Many of the biggest employers are located south of Roxboro on US 501. Besides the national corporations, like Eaton Industries and Crown Aluminum, there are such locally famous businesses as the Roxboro-Carolina Broom Works (the second largest broom manufacturer in the state) and Camp Chemical Company, makers of most of the fertilizer used by farmers in this area.
US 158 from Oxford meets US 501 and US 57 just inside Roxboro. Where the highways split up into business and bypass stands Mabel’s Grill, specializing in homecooking, Brunswick stew, and presweetened tea that puts Kool-Aid to shame. Mabel is there every day standing over the stove — the day I was there she was wearing curlers — while one waitress takes care of the six booths, the counter, and the table out in no-man’s-land where everybody can watch you eat.
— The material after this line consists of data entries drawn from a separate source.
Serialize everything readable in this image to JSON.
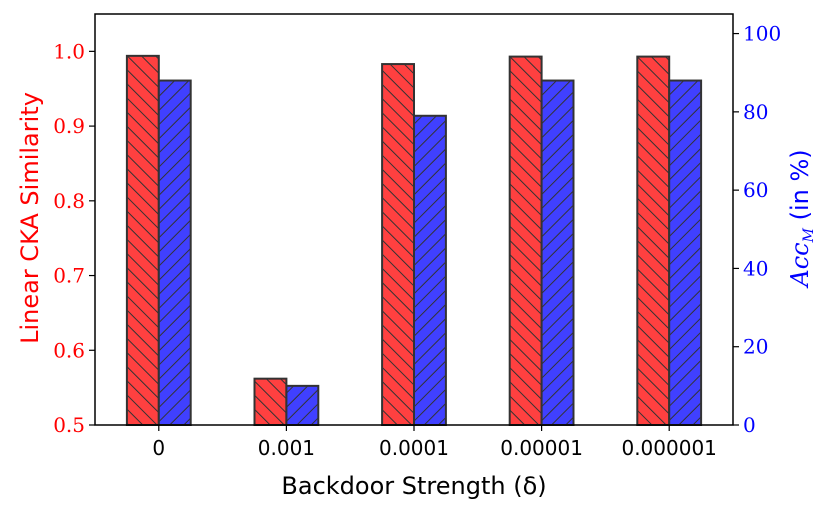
{
  "chart_data": {
    "type": "bar",
    "categories": [
      "0",
      "0.001",
      "0.0001",
      "0.00001",
      "0.000001"
    ],
    "series": [
      {
        "values": [
          0.994,
          0.562,
          0.983,
          0.993,
          0.993
        ],
        "color": "#ff4040",
        "hatch": "forward-diagonal",
        "axis": "left"
      },
      {
        "values": [
          88.0,
          10.0,
          79.0,
          88.0,
          88.0
        ],
        "color": "#4040ff",
        "hatch": "back-diagonal",
        "axis": "right"
      }
    ],
    "xlabel": "Backdoor Strength (δ)",
    "ylabel_left": "Linear CKA Similarity",
    "ylabel_right_math": "Acc",
    "ylabel_right_sub": "M",
    "ylabel_right_suffix": " (in %)",
    "ylim_left": [
      0.5,
      1.05
    ],
    "ylim_right": [
      0,
      105
    ],
    "yticks_left": [
      "0.5",
      "0.6",
      "0.7",
      "0.8",
      "0.9",
      "1.0"
    ],
    "yticks_right": [
      "0",
      "20",
      "40",
      "60",
      "80",
      "100"
    ],
    "left_axis_color": "#ff0000",
    "right_axis_color": "#0000ff",
    "bar_edge_color": "#333333",
    "grid": false
  }
}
There’s a special luncheon menu and a good selection of vegetables.
Over lunch at Mabel’s, or maybe at Bob’s Barbeque out on the bypass (which reputedly has the best barbeque in town), you can read Winky Wilkins’ sports column in the Courier-Times, or an editorial on potty training, or a report from Senator Jesse Helms decrying the latest perversions and excesses of the far left (most all Democrats and Republicans) and the bureaucracy. Helms’ photograph is thoughtfully attached to make it easier to envision the pebbly roll of his cheeks and lips as he grumbles his way through his sentences.
A note of warning: don’t be fooled when you drive by Randy’s Restaurant and see all the cars parked out front. They’re not customer’s cars; people just park there. The folks at Randy’s got a little too enthusiastic pit cooking their barbeque and burned down the roof.